At Ridge View Community School, this is the second time in two weeks that someone associated with the school has tested positive for COVID-19. The first case of the year was reported over winter break and announced on Jan. 5, but is unrelated to the two new cases, Jordan said. The school does not yet qualify as the site of an outbreak, he said. An outbreak happens when there are three or more epidemiologically linked cases.

“This time, the number of staff members exposed is also playing into it a little bit,” he said. “As we don’t have enough substitutes that can be available on short notice, we wouldn’t be able to cover the absence of 10 staff members.”
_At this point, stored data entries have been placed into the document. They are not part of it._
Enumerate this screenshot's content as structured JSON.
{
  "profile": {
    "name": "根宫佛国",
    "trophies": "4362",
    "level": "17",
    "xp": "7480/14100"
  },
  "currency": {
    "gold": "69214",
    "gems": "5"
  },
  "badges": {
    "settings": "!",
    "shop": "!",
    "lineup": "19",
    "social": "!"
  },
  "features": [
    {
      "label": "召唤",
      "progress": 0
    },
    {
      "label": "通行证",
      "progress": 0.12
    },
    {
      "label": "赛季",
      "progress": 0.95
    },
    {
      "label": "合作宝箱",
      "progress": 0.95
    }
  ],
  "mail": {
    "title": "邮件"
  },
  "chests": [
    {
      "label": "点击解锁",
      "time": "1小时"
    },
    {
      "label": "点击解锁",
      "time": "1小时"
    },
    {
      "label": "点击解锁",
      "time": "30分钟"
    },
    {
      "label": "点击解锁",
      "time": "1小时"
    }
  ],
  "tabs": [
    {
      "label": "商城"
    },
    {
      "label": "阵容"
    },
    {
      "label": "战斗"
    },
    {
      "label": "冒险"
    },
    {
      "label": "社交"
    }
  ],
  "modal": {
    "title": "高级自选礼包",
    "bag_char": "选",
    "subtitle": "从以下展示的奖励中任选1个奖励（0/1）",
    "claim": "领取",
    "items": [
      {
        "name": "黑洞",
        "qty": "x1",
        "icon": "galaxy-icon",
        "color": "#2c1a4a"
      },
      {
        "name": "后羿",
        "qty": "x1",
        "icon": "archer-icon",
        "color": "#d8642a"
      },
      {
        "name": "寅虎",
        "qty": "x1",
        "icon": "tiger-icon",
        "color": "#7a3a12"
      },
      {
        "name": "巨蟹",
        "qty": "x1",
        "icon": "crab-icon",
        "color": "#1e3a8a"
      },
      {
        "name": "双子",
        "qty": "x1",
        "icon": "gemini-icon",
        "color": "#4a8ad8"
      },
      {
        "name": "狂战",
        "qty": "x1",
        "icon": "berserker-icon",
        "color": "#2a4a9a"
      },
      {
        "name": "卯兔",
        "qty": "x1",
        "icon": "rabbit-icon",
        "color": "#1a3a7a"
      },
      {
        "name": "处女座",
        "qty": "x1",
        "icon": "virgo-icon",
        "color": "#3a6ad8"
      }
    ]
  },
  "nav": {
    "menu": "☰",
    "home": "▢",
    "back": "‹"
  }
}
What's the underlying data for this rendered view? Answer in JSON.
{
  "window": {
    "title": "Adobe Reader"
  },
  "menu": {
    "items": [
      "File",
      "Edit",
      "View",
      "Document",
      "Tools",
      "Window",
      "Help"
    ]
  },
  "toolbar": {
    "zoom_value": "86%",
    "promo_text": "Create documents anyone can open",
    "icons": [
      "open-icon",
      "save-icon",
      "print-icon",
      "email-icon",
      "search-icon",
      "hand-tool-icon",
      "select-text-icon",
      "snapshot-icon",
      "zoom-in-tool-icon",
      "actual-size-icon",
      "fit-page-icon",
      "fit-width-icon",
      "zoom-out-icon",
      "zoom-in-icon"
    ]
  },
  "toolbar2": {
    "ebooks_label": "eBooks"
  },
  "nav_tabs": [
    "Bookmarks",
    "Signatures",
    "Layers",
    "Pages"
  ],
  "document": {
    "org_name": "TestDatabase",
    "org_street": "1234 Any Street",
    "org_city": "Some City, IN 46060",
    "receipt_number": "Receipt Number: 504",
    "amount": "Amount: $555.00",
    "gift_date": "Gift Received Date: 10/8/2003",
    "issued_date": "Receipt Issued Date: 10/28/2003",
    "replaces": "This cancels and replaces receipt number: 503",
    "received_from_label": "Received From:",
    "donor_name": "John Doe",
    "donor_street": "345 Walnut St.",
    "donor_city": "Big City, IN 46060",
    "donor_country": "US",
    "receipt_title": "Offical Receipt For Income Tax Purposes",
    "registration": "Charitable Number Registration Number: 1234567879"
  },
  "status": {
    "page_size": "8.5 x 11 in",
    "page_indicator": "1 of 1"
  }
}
No one who has been identified as a close contact is showing any symptoms associated with COVID-19, Jordan said. All 10 staff members are planning to teach their classes remotely for the next week. The school has instructed everyone to monitor their health but has not asked anyone to get tested.

After Martin Luther King Jr. Day, students in prekindergarten through fifth grade will return to full-time in-person instruction and grades 6-8 will return to the hybrid learning plan they have had in place since September, Jordan said.